In Indonesia, New Mortgage Rules Aim to Cool Market

In Indonesia, New Mortgage Rules Aim to Cool Market

Residential News » Asia Pacific Residential News Edition | By Francys Vallecillo | September 27, 2013 11:25 AM ET

Bank Indonesia hopes to cool a skyrocketing property market with new mortgage regulations scheduled to take effect new week.

The central bank is implementing new minimum down payment rules for second properties. The loan-to-value ratio for the purchase of a second property will be reduced to 60 percent and 50 percent for purchases beyond the second property. This means buyers must pay a down payment of 40 percent for a second property and 50 percent for additional homes. 

Customers will also be required to declare their previous mortgages when applying for new loans. 

The measures come a year after the bank implemented mortgage regulations requiring a 30 percent deposit on mortgages, which it hoped would slow the market. But Indonesia has remained one of the fastest appreciating markets in the world.

"We expected that the mortgage growth rate would decelerate when we implemented a similar regulation last year," Bank Indonesia communications department director Peter Jacobs told reporters. "However, as it turned out the rate remained high,"

Mortgage rates for houses measuring more than 70 square meters increased by 25.5 percent in July compared to the prior year, while apartments measuring 21 square meters increased by 85.6 percent year-on-year, according to data from the bank.

The mortgage rates surpass the aggregate credit growth rate, which was approximately 20 to 25 percent, Mr. Jacobs said. 

"We predict that if excessive growth continues, it will lead to the concentration of bank lending to the property sector and trigger boom and bust in the sector," he said.

Similar cool measuring have been implemented in other fast growing property markets. New rules in Beijing stated single adults could only buy one home while down payments increased for second homes. However, the measures haven't deterred prices from continuing to increase. 

On the other hand, new measures in Hong Kong contributed to a 60 percent decrease in sales last May.

Following the announcement from Bank Indonesia, Fitch Ratings issued a statement reaffirming its confidence in the market's future. 

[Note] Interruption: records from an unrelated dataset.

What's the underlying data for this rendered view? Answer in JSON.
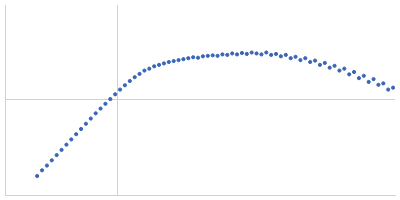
{
  "chart_data": {
    "type": "scatter",
    "color": "#3a66b5",
    "marker": "circle",
    "grid": true,
    "tick_labels": false,
    "xlim": [
      -1.15,
      2.85
    ],
    "ylim": [
      -1.01,
      0.99
    ],
    "xticks": [
      0
    ],
    "yticks": [
      0
    ],
    "x": [
      -0.82,
      -0.77,
      -0.72,
      -0.67,
      -0.62,
      -0.57,
      -0.52,
      -0.47,
      -0.42,
      -0.37,
      -0.32,
      -0.27,
      -0.22,
      -0.17,
      -0.12,
      -0.07,
      -0.02,
      0.03,
      0.08,
      0.13,
      0.18,
      0.23,
      0.28,
      0.33,
      0.38,
      0.43,
      0.48,
      0.53,
      0.58,
      0.63,
      0.68,
      0.73,
      0.78,
      0.83,
      0.88,
      0.93,
      0.98,
      1.03,
      1.08,
      1.13,
      1.18,
      1.23,
      1.28,
      1.33,
      1.38,
      1.43,
      1.48,
      1.53,
      1.58,
      1.63,
      1.68,
      1.73,
      1.78,
      1.83,
      1.88,
      1.93,
      1.98,
      2.03,
      2.08,
      2.13,
      2.18,
      2.23,
      2.28,
      2.33,
      2.38,
      2.43,
      2.48,
      2.53,
      2.58,
      2.63,
      2.68,
      2.73,
      2.78,
      2.83
    ],
    "values": [
      -0.81,
      -0.75,
      -0.7,
      -0.645,
      -0.59,
      -0.535,
      -0.48,
      -0.425,
      -0.37,
      -0.315,
      -0.26,
      -0.205,
      -0.15,
      -0.1,
      -0.05,
      0.0,
      0.05,
      0.1,
      0.145,
      0.19,
      0.23,
      0.265,
      0.3,
      0.32,
      0.345,
      0.36,
      0.375,
      0.39,
      0.4,
      0.41,
      0.42,
      0.43,
      0.44,
      0.435,
      0.45,
      0.455,
      0.46,
      0.455,
      0.47,
      0.465,
      0.48,
      0.47,
      0.485,
      0.475,
      0.49,
      0.48,
      0.47,
      0.49,
      0.465,
      0.475,
      0.45,
      0.465,
      0.43,
      0.445,
      0.41,
      0.43,
      0.39,
      0.405,
      0.36,
      0.38,
      0.33,
      0.35,
      0.3,
      0.32,
      0.26,
      0.285,
      0.22,
      0.245,
      0.18,
      0.21,
      0.15,
      0.165,
      0.1,
      0.12
    ]
  }
}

"We believe the market will remain attractive despite slower growth in property prices, and developers will be able to weather the more challenging operating environment," Fitch Ratings said in the statement. 

The new rules taking effect on September 30 should allow property prices to appreciate more slowly, the firm said. Jakarta's home prices grew by 27.2 percent year-over-year during the second quarter, leading global home price gains, according to a report from Knight Frank.

"Our data shows that the amount of people owning more than one property has been increasing since 2010, when the figure was 4,700. It grew to 6,500 in 2011 and to 8,300 a year later," Mr. Jacobs told The Jakarta Post. "As of April, outstanding multiple mortgage loans stood at Rp 31.8 trillion [US$2.75 billion]."

How the new measures affect Indonesia's property market is left to be seen. Fitch Ratings says although the lower loan-to-value caps will temper growth, property prices will be impacted more by delayed purchases amid general economic uncertainty.